The gambling service Satoshi Dice, created by fireduck and then quickly sold to Erik Voorhees in April of 2012, became one of the largest and most notorious gambling services in Bitcoin history. Satoshi Dice, also known as SatoshiDICE has no affiliation with the Bitcoin creator Satoshi Nakamoto. At one point the service became so popular, it could be seen that the large majority of Bitcoin transactions published to the Bitcoin Blockchain were directed at the service.

Rise to Popularity

Although the service was not an original creation of Erik Voorhees, it was his takeover of the project in 2012 and subsequent marketing and development that shepherded it to popularity.

To provide proof as to fairness, Satoshi Dice used a system of nonce hashing to determine a winning bet. Each bet transaction was hashed, along with a secret number, and the random resulting hash bytes were used to determine payouts.

Satoshi Dice was created with a novel concept of betting to provide an experience of betting that promised fast, simple and fair gambling. A variety of vanity addresses were created with the simple premise of sending to the one marked with the appropriate odds. No other interface was required. Bets were honored more quickly than competing services by accepting bets without confirmations, which was accomplished by using the bet funds as inputs the winning payouts.

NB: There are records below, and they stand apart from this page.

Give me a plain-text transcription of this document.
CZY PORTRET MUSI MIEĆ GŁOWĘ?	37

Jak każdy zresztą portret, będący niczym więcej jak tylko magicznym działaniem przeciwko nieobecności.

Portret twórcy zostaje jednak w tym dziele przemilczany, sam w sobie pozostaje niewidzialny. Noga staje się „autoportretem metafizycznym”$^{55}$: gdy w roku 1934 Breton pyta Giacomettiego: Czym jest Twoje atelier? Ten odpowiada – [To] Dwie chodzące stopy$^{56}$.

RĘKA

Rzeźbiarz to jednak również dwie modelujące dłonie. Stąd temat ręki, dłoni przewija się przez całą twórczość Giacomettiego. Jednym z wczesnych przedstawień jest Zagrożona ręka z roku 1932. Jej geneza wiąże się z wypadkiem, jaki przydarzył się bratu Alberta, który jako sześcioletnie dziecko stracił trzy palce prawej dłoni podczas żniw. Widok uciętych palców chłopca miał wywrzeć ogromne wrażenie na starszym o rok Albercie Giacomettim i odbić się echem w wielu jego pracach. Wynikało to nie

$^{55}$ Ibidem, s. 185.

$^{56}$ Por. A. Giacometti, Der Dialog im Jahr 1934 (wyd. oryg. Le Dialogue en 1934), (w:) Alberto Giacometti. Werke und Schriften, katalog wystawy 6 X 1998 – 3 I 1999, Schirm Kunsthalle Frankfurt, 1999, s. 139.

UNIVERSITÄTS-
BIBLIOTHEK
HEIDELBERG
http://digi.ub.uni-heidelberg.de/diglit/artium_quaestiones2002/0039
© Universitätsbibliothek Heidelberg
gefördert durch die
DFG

Chaining the funding of winnings to the placement of the bet meant that a double spend attempt that attempted to claw back a bet payment would then also invalidate the winnings payment. To avoid clawing back losing bet payments, risk analysis on the Blockchain was performed to minimize the cost of losing bet fraud: only bets judged likely to confirm would pay out without a confirmation.

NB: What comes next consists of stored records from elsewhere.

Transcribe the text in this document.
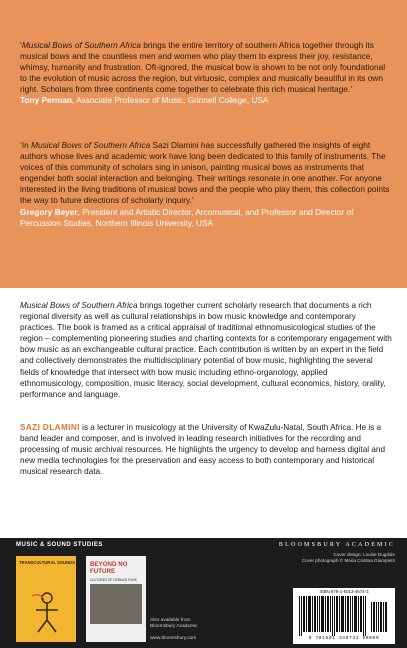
‘Musical Bows of Southern Africa brings the entire territory of southern Africa together through its musical bows and the countless men and women who play them to express their joy, resistance, whimsy, humanity and frustration. Oft-ignored, the musical bow is shown to be not only foundational to the evolution of music across the region, but virtuosic, complex and musically beautiful in its own right. Scholars from three continents come together to celebrate this rich musical heritage.’
Tony Perman, Associate Professor of Music, Grinnell College, USA
‘In Musical Bows of Southern Africa Sazi Dlamini has successfully gathered the insights of eight authors whose lives and academic work have long been dedicated to this family of instruments. The voices of this community of scholars sing in unison, painting musical bows as instruments that engender both social interaction and belonging. Their writings resonate in one another. For anyone interested in the living traditions of musical bows and the people who play them, this collection points the way to future directions of scholarly inquiry.’
Gregory Beyer, President and Artistic Director, Arcomusical, and Professor and Director of Percussion Studies, Northern Illinois University, USA
Musical Bows of Southern Africa brings together current scholarly research that documents a rich regional diversity as well as cultural relationships in bow music knowledge and contemporary practices. The book is framed as a critical appraisal of traditional ethnomusicological studies of the region – complementing pioneering studies and charting contexts for a contemporary engagement with bow music as an exchangeable cultural practice. Each contribution is written by an expert in the field and collectively demonstrates the multidisciplinary potential of bow music, highlighting the several fields of knowledge that intersect with bow music including ethno-organology, applied ethnomusicology, composition, music literacy, social development, cultural economics, history, orality, performance and language.
SAZI DLAMINI is a lecturer in musicology at the University of KwaZulu-Natal, South Africa. He is a band leader and composer, and is involved in leading research initiatives for the recording and processing of music archival resources. He highlights the urgency to develop and harness digital and new media technologies for the preservation and easy access to both contemporary and historical musical research data.
MUSIC & SOUND STUDIES	BLOOMSBURY ACADEMIC
Cover design: Louise Dugdale
Cover photograph © Maria Cristina Giampietri
TRANSCULTURAL SOUNDS BEYOND NO FUTURE
CULTURES OF GERMAN PUNK
Also available from Bloomsbury Academic
www.bloomsbury.com
ISBN 978-1-5013-4674-3
9 781501 346743 90000
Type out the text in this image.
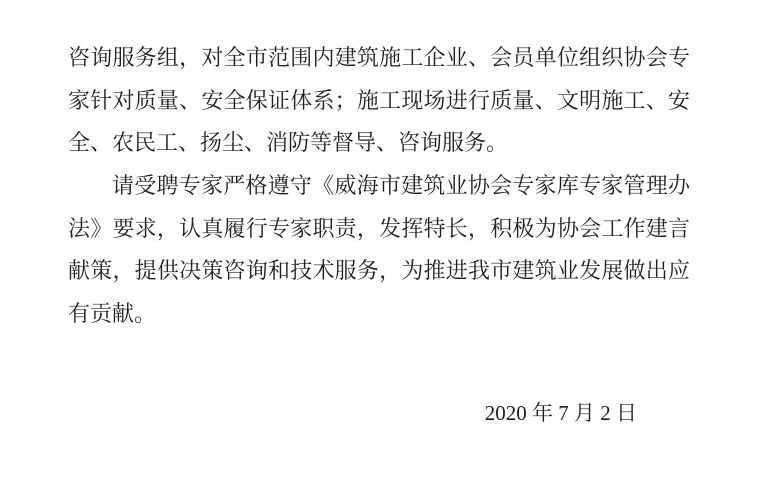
咨询服务组，对全市范围内建筑施工企业、会员单位组织协会专
家针对质量、安全保证体系；施工现场进行质量、文明施工、安
全、农民工、扬尘、消防等督导、咨询服务。
请受聘专家严格遵守《威海市建筑业协会专家库专家管理办
法》要求，认真履行专家职责，发挥特长，积极为协会工作建言
献策，提供决策咨询和技术服务，为推进我市建筑业发展做出应
有贡献。
2020 年 7 月 2 日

The service's popularity attracted heavy criticism of its on-chain mechanics. The use of single Satoshi payments to message losses created large increases to the cost burden of full node operators. The mixing of gambling and settlement on the chain added additional non-pure currency uses for the chain, which is discouraged to make the chain functionality well bounded. The obvious association of the chain with gambling was seen to draw fire from regulators.

Regulatory Problems

In August of 2012 Erik Voorhees listed Satoshi Dice on MPEx as a dividend paying stock. By January of 2013 Satoshi Dice announced they had processed fifteen million dollars in bets and taken five hundred thousand dollars in commissions. The Stock soared to nine million dollars in market value.

In May of 2013, Satoshi Dice started to face legal pressure from the US, and blocked U.S. IP addresses from its web interface. Two months later in July of 2013 Erik Voorhees found a buyer of his share of the site and a new operator, settling for one hundred and twenty-six thousand bitcoins, or around twelve million dollars at the time of sale.

In 2014 the new operator of the service responded to longstanding calls to reform the service's abuse of the Blockchain by offering off-chain bets.

Erik Voorhees's legal troubles with the site did not end with his sale. U.S. investigators stayed on the case and in June of 2014 formally charged Erik Voorhees with an unlawful public share offering on MPEx. Voorhees was forced to buy back the shares and pay more than $50k to settle the case.

The new operator of the site was shielded from this scrutiny but in 2014 and 2015 interest slowly waned in the service. Eventually in 2015 Satoshi Dice again offered an investment opportunity to earn profit by providing the house with bankroll funds.